Герцену не дано было понять, что он имел дело не с определенным типом революционера, а с революционером вообще. Черты, которые он считал болезненными и преходящими, были сущностными. Но Герцен предпочитал болезнь революционности свалить на систему воспитания современной ему России: «Вся система казенного воспитания состояла в внушении религии слепого повиновения, ведущей к власти, как к своей награде. Молодые чувства, лучистые по натуре, были грубо оттесняемы внутрь, заменяемы честолюбием и ревнивым, завистливым соревнованием. Что не погибло, вышло больное, сумасшедшее… Вместе с жгучим самолюбием прививалась какая-то обескураженность, сознание бессилия, усталь перед работой. Молодые люди становились ипохондриками, подозрительными, усталыми, не имея двадцати лет от роду. Они все были заражены страстью самонаблюдения, самоисследования, самообвинения, они тщательно поверяли свои психические явления и любили бесконечные исповеди и рассказы о нервных событиях своей жизни».

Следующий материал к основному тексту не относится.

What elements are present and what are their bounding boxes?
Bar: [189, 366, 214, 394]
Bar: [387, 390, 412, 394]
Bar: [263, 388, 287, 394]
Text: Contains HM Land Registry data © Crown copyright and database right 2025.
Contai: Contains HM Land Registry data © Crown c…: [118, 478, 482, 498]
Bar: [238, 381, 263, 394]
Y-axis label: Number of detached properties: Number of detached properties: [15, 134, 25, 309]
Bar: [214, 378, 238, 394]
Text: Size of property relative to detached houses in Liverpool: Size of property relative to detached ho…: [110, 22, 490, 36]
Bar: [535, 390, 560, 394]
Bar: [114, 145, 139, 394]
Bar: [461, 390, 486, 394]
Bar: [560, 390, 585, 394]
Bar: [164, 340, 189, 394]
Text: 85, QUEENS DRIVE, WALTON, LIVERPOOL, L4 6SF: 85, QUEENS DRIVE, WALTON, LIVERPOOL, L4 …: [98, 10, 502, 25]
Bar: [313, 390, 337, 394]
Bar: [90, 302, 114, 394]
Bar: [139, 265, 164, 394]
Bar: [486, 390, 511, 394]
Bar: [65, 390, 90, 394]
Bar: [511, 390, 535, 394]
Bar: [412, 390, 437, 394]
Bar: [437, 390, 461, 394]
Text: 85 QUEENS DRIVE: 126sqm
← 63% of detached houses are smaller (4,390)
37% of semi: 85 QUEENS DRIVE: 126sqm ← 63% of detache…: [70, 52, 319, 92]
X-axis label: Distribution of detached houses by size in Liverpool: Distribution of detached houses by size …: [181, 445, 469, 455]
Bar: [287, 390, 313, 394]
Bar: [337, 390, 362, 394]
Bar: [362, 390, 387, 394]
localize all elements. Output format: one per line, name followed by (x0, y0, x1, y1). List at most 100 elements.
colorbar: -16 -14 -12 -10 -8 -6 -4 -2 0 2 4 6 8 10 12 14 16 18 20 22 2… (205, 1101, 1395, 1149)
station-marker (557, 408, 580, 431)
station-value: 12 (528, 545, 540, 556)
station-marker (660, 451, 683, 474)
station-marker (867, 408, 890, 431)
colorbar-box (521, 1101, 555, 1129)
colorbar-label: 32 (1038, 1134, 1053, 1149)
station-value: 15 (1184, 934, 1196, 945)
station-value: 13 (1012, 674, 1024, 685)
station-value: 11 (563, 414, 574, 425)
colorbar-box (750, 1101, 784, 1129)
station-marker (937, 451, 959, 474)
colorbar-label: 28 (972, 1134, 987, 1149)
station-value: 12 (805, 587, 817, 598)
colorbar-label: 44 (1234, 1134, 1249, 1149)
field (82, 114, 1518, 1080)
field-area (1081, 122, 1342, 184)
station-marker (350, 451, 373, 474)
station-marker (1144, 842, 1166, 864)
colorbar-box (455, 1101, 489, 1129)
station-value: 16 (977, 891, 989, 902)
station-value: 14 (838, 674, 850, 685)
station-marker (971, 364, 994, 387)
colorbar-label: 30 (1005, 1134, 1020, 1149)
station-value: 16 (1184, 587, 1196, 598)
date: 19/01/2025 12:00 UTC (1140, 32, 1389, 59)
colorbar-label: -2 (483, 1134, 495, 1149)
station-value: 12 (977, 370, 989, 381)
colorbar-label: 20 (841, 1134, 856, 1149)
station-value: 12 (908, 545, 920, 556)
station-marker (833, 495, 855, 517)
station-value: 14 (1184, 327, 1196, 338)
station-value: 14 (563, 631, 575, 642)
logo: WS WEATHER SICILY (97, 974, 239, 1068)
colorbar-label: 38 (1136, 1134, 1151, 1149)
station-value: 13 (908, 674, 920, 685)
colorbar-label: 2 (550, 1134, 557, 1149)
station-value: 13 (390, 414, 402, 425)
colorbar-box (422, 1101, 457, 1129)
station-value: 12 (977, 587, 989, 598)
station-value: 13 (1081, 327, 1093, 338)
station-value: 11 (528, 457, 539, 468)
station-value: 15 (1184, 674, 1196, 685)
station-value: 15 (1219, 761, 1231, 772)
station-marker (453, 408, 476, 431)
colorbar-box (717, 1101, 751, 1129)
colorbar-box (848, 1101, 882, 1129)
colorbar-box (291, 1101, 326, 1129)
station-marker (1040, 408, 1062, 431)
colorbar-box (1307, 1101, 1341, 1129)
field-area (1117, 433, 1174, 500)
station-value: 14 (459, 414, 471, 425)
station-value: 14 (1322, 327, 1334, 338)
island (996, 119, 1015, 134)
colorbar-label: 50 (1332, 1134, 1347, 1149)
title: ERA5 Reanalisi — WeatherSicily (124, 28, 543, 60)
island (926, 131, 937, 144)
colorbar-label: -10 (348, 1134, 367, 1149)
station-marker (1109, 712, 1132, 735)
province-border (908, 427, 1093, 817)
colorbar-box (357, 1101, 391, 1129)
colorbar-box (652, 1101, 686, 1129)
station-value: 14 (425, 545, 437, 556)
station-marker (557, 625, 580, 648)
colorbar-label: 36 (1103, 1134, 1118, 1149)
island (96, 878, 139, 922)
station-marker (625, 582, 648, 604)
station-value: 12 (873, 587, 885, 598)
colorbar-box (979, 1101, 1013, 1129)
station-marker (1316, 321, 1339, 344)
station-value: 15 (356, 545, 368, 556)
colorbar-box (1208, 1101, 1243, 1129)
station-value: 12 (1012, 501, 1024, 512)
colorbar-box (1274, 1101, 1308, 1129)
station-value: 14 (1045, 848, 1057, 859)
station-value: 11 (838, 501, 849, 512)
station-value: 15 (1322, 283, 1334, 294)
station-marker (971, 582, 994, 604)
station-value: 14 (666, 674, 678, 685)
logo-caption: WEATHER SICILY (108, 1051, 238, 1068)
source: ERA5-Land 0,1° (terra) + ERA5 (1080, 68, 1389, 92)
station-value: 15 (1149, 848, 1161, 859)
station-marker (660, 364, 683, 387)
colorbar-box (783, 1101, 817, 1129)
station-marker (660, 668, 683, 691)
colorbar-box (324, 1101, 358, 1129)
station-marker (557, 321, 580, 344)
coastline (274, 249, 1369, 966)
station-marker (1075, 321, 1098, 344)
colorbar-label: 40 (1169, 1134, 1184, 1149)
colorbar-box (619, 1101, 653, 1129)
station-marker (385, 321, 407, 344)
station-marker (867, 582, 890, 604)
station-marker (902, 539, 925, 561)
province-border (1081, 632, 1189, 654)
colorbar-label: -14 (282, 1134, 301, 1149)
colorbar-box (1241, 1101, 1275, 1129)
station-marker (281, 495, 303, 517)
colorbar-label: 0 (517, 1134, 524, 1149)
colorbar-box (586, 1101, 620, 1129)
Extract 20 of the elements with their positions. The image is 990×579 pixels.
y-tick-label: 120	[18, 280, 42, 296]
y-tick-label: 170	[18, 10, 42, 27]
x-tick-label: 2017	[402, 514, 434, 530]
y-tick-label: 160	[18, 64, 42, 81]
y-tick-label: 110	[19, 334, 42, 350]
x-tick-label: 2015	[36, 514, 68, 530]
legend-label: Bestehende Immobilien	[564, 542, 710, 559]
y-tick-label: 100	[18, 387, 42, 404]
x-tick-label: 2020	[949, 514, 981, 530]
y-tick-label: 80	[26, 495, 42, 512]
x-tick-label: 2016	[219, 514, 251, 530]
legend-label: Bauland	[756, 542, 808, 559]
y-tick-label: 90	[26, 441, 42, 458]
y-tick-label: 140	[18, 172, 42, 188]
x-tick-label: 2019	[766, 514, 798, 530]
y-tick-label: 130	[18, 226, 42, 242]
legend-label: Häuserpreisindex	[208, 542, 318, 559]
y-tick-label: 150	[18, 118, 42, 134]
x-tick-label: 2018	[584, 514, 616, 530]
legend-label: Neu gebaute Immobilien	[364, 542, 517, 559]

В эмиграции разрушительная энергия революции обращалась на самих революционеров, изводящих друг друга. Герцен писал: «Я не мог привыкнуть к этому недостатку пощады, к этой смелости языка, не останавливающегося ни перед чем!»
То, чем сам Герцен сам грешил в отношении Государства Российского, обрушивалось теперь на него самого: «У этих нервных людей, чрезвычайно обидчивых, содрогавшихся, как мимоза, при всяком чуть неловком прикосновении, была с своей стороны, непостижимая жесткость слова. Вообще, когда дело шло об отместке, выражения не мерились, – страшный эстетический недостаток, выражающий глубокое презрение к лицу и оскорбительную снисходительность к себе». «…они не считали нужным себя сдерживать; для пустой и мимолетной мести, для одержания верха в споре не щадили ничего, и я часто с ужасом и удивлением видел, как они (…) бросали без малейшей жалости драгоценнейшие жемчужины в едкий раствор и плакали потом. С переменой нервного тока начинаются раскаяния, вымаливание прощенья у поруганного кумира. Небрезгливые, они выливали нечистоты в тот же сосуд, из которого пили». «При малейшем поводе они давали бесчеловечный отпор и обращались грубо со всем близким. Иронией они не меньше губили и портили в жизни, чем немцы приторной сентиментальностью».